SPAD sensor chips are implemented in CMOS technology (Credit: Fraunhofer IMS)
Developing technology that enables automated driving is the major focus of automotive industry research. Researchers at Fraunhofer have devised a new sensor system that can enhance the safety of passengers.
In the summer of 2016, news of the first major automated electric vehicle accident made the headlines. The accident occurred when the automated electric vehicle that was in the autopilot mode collided with a truck. The manufacturers of the vehicle stated that the front cameras were not able to properly perceive the oncoming semitrailer. Also, due to an inaccurate radar measurement, the emergency brakes were not activated.
A camera’s accuracy depends very much on the lighting available. In this case, it failed. The radar system recognized the obstacle, but couldn’t locate it precisely and mistook the truck for a road sign.
Werner Brockherde, Head of the CMOS Image Sensors Business, Fraunhofer Institute for Microelectronic Circuits and Systems IMS
Brockherde and team are depending on light detection and ranging technology (LiDAR), which the team has modified to suit this purpose. This technology, combined with other components, meets the needs for independent breaking, acceleration and steering.
“LiDAR could have probably prevented the crash,” Brockherde states. The technology can complement the radar technology and camera presently employed in automated driving to get a full view of the driving environment, and a better perception on the traffic obstacles.
A LiDAR system emits pulsed laser beams that reflect on object surfaces. It uses time-of-light cameras to capture any signals, which are reflected back. The system can then deduce the position, relative speed and distance of surrounding cyclists, construction sites, vehicles, or pedestrians from the time taken for the light to travel to and from the obstacles. Using this data, the device can avoid collisions.
In a Flash, the Scene is Set
In order to capture the environment from 360 degrees, traditional LiDAR systems shoot one laser beam at a rotating mirror. This technology is used by Google in its driverless cars. However, a lot of car manufactures do not install these mirror-based systems, as they are heavy and prone to mechanical fault.
As a solution to this issue, Brockherde and team at Fraunhofer IMS employ ultrasensitive sensors that can obtain data on the vehicle’s complete surrounding by using only one laser flash and no mirrors. The team has named this new set of sensors “Flash LiDAR.”
These sensors use single photon avalanche diodes (SPAD), photodiodes created at Fraunhofer IMS.
Unlike standard LiDAR, which illuminates just one point, our system generates a rectangular measuring field.

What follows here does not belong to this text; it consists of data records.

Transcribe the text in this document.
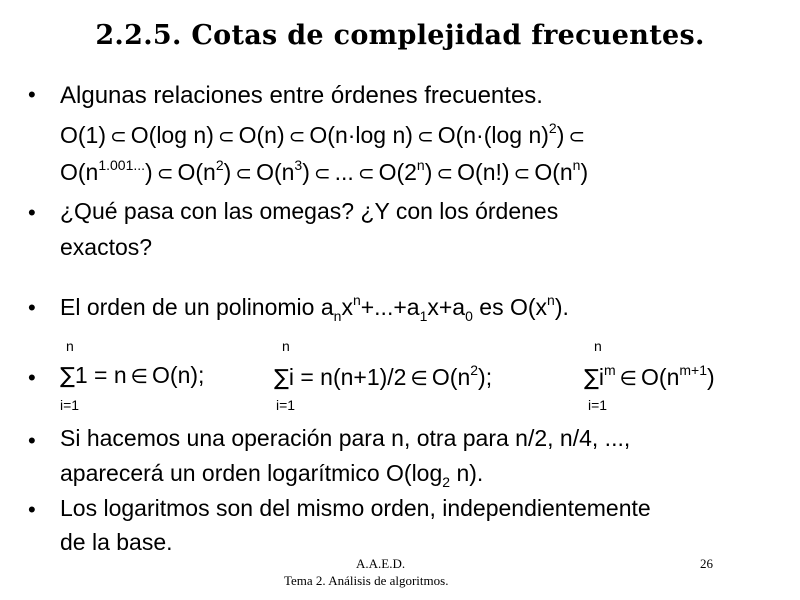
2.2.5. Cotas de complejidad frecuentes.
• Algunas relaciones entre órdenes frecuentes.
O(1) ⊂ O(log n) ⊂ O(n) ⊂ O(n·log n) ⊂ O(n·(log n)$^2$) ⊂
$O(n^{1.001...})$ ⊂ $O(n^2)$ ⊂ $O(n^3)$ ⊂ ... ⊂ O(2$^n$) ⊂ O(n!) ⊂ $O(n^n)$
• ¿Qué pasa con las omegas? ¿Y con los órdenes
exactos?
• El orden de un polinomio $a_nx^n+...+a_1x+a_0$ es $O(x^n)$.
n	n	n
• ∑1 = n ∈ O(n);	∑i = n(n+1)/2 ∈ $O(n^2)$;	$\sum i^m$ ∈ $O(n^{m+1})$
i=1	i=1	i=1
• Si hacemos una operación para n, otra para n/2, n/4, ...,
aparecerá un orden logarítmico $O(\log_2$ n).
• Los logaritmos son del mismo orden, independientemente
de la base.
A.A.E.D.
Tema 2. Análisis de algoritmos.
26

Werner Brockherde , Head of the CMOS Image Sensors Business, Fraunhofer Institute for Microelectronic Circuits and Systems IMS
Compared to the photodiodes used in smartphones, SPADs possess one hundred times more sensitivity. Unlike in the original LiDAR system, both the electronic evaluation unit and sensor of the Flash LiDAR can be integrated on one chip, making it significantly sleeker and smaller. Car manufacturers can easily fit these systems behind a headlamp or the windshield. The ultimate goal of the research team is to make the Flash LiDAR capable of sensing road obstacles at a distance of up to 100 m.
“The first systems with our sensors will go into production in 2018,” Brockherde says. As these sensors operate in low light intensity, they can also be used in other application fields including analytics, medicine, and microscopy.